Operator tuning 3: Repartition solves the SparkSQL low parallelism problem

In the first section of General Performance Tuning, we explained how to adjust the parallelism. However, the parallelism setting does not take effect for Spark SQL. The parallelism set by the user only takes effect for all Spark stages except Spark SQL.

Users cannot specify the parallelism of Spark SQL. By default, Spark SQL automatically sets the parallelism of the stage where Spark SQL resides based on the split number of HDFS files corresponding to hive tables. The users themselves through spark. Default. Parallelism parameter specifies the parallelism, will only take effect in no spark SQL stage.

The parallelism of the Spark SQL stage cannot be manually set.
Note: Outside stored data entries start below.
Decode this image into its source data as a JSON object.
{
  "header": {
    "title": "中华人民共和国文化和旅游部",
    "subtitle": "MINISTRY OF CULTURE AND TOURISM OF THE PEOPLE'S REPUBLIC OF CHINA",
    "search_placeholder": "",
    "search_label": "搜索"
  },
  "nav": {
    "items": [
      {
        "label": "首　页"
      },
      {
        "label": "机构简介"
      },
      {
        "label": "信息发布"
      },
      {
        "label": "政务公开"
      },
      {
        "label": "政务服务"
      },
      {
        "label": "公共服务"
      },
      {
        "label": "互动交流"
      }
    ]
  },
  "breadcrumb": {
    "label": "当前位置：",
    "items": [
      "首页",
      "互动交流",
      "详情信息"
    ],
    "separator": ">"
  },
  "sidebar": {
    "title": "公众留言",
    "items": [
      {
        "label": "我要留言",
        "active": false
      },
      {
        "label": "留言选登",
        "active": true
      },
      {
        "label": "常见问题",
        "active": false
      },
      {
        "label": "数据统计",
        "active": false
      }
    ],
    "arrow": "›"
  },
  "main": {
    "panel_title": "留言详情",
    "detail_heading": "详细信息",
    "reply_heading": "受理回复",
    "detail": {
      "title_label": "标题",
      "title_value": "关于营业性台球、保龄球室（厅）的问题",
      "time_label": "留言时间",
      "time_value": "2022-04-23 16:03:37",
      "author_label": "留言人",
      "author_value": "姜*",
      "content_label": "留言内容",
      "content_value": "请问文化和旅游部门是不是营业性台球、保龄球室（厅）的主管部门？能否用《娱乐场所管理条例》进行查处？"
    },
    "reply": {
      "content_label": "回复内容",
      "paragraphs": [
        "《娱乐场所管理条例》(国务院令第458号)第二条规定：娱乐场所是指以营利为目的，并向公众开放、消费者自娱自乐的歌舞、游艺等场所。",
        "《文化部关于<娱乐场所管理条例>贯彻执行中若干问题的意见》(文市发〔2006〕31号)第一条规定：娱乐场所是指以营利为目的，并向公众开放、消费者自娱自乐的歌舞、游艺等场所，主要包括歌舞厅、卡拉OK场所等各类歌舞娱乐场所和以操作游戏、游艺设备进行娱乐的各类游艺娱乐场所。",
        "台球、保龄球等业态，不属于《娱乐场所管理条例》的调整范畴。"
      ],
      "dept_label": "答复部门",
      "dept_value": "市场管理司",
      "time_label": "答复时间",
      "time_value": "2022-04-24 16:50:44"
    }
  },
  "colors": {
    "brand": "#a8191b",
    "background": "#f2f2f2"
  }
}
If the amount of data in the stage is large, the subsequent transformation operation in the stage has complex service logic, and the number of tasks automatically set by Spark SQL is small, This means that each task has to process a large amount of data and then perform very complex processing logic, which may mean that the first stage with Spark SQL is very slow and the subsequent stages without Spark SQL are very fast.

To solve the problem that Spark SQL cannot set the parallelism and number of tasks, we can use the repartition operator.

The parallelism and number of tasks in the Spark SQL step cannot be changed. However, for the RDD queried by Spark SQL, use the repartition operator to repartition the RDD immediately. In this way, the RDD can be repartited into multiple partitions. Since Spark SQL is no longer designed for RDD operations after repartition, the parallelicity of the stage is equal to the value you set manually. In this way, the stage where Spark SQL resides can only process a large amount of data and execute complex algorithm logic with a few tasks.